By Michael O’Neill

The first Monday in September has been celebrated as Labor Day since the Central Labor Union in New York City organized a parade and a picnic, back in 1882. The idea spread across the country and two years later, President Grover Cleveland made it a national holiday.

Today, there is rumored to be a movement afoot in Washington, D.C., that claims White House insiders are quietly lobbying to have the first Monday in September holiday renamed Trump’s Tremendous Economic Triumph Day. It would honor the 47th President for his tireless efforts in using tariffs to terraform the global economic landscape—efforts to “Make America Great Again.”

Of course, none of the above is true—but it is not out of the realm of possibility. Last Labor Day, how many of you believed that in 2025 Americans would be stopped, detained, and deported for looking Latino? Who thought that Immigration Customs Enforcement (ICE) officers would become the Oval Office Enforcement Division? Of course, deploying armed National Guard troops on Washington streets as “crime fighters” wasn’t even on anyone’s radar screen. And if you think those moves stretched the limits of presidential power, Trump is even more aggressive as he works to bend the Federal Reserve to his will.

When the Rule Book Bites Back

President Trump’s threats to fire Fed Chair Jerome Powell were dismissed as fiction. The law made it so. The Federal Reserve Act of 1913 states that a president can only remove a Fed governor, including the Chair, “for cause,” which has been interpreted by the Supreme Court to mean “inefficiency, neglect of duty, or malfeasance in office.”

In 1933, Franklin D. Roosevelt attempted to fire William E. Humphrey, a Federal Trade Commission (FTC) commissioner, because he was a holdover from the Hoover administration and didn’t align with FDR’s New Deal vibe. Humphrey refused and FDR fired him, claiming the president had unchecked removal power. Although Humphrey died shortly after, his estate sued, saying the termination was illegal, and the Supreme Court agreed, in a 9-0 ruling. The Court said that presidents cannot fire commissioners of independent agencies like the FTC for reasons like policy disagreements or political misalignment.

Those Judges Never Met Donald J. Trump.

Trump is fuming at Jerome Powell, the very man he pushed into the Fed chair.

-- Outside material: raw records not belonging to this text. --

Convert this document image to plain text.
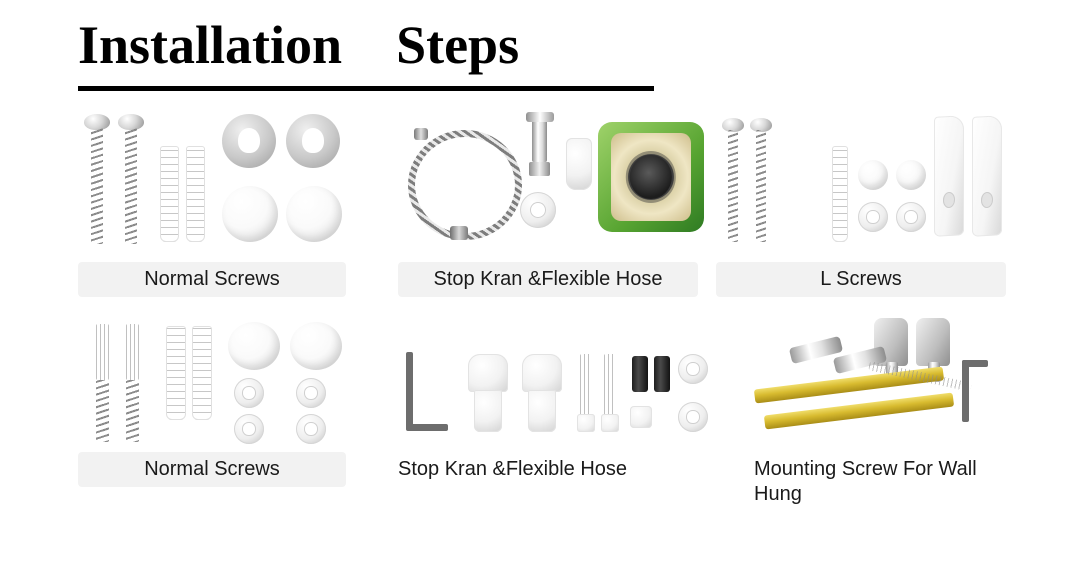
Installation    Steps
Normal Screws	Stop Kran &Flexible Hose	L Screws
Normal Screws	Stop Kran &Flexible Hose	Mounting Screw For Wall Hung
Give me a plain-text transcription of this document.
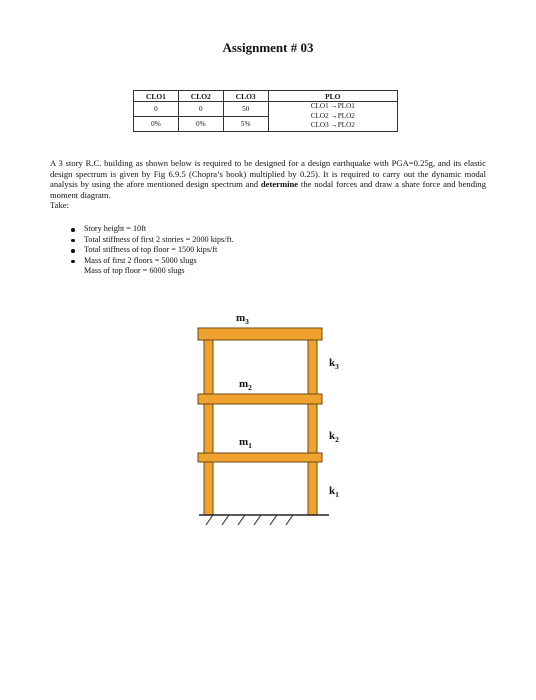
Assignment # 03
CLO1	CLO2	CLO3	PLO
0	0	50	CLO1 →PLO1
CLO2 →PLO2
CLO3 →PLO2

0%	0%	5%	
A 3 story R.C. building as shown below is required to be designed for a design earthquake with PGA=0.25g, and its elastic design spectrum is given by Fig 6.9.5 (Chopra’s book) multiplied by 0.25). It is required to carry out the dynamic modal analysis by using the afore mentioned design spectrum and determine the nodal forces and draw a share force and bending moment diagram.
Take:
Story height = 10ft
Total stiffness of first 2 stories = 2000 kips/ft.
Total stiffness of top floor = 1500 kips/ft
Mass of first 2 floors = 5000 slugs
Mass of top floor = 6000 slugs
$m_3$
$m_2$
$m_1$
$k_3$
$k_2$
$k_1$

He expects loyalty and gratitude; Powell thinks his only loyalty is to the Fed’s mandate—keeping inflation in check and people employed.

To Trump, that means Powell has to go—Supreme Court be damned. He fired a barrage of insults, slurs, and lawsuits aimed at Powell, and that is just the opening act. They are meant to grind down Powell’s credibility, as is the threatened lawsuit about huge cost overruns for renovations to the Fed headquarters.

He is overtly stacking the Fed with loyalists like Stephen Miran, considered the architect of Trump’s tariff strategy. He just “fired” Lisa Cook—she refuses to leave, but Trump vows to drag it through the courts—and he’s dangling Powell’s May chair vacancy like bait to lure Governors Michelle Bowman and Christopher Waller into line. The endgame couldn’t be plainer: intimidate the Board, neuter Powell, and recast the Fed from an independent central bank into another division of Trump’s cabinet.

The Market’s Dilemma

For bond and currency traders, the legal wrangling isn’t academic. It’s about whether the FOMC is free to fight inflation or whether it becomes an arm of the White House. Trump has made no secret of what he wants: lower rates, a cheaper dollar, and looser policy to juice growth heading into 2026.

At the very least, traders know that U.S. interest rates will be sharply lower by May 2026 and will be managing their portfolios with that in mind.

But the long-term impact could be nasty. One of the reasons that the U.S. dollar enjoys its status as a reserve currency is because monetary policy is independent of politics. If Trump is successful in politicizing the Fed it could inadvertently drive U.S. borrowing costs higher. That’s because Treasury investors may demand a higher risk premium to hold U.S. debt, since inflation could run hotter without an independent Fed.

Loonie Rises on Trump Fed

If Trump controls the Fed and slashes interest rates, initially stocks will soar, global risk sentiment will rise, and it will boost the Canadian dollar by default—at least in the short term. It won’t last as Trump tariffs, reduced investment and rising unemployment leave the domestic economy flirting with a recession. But until then, the Loonie will happily march in Trump’s Tremendous Economic Triumph Day parade.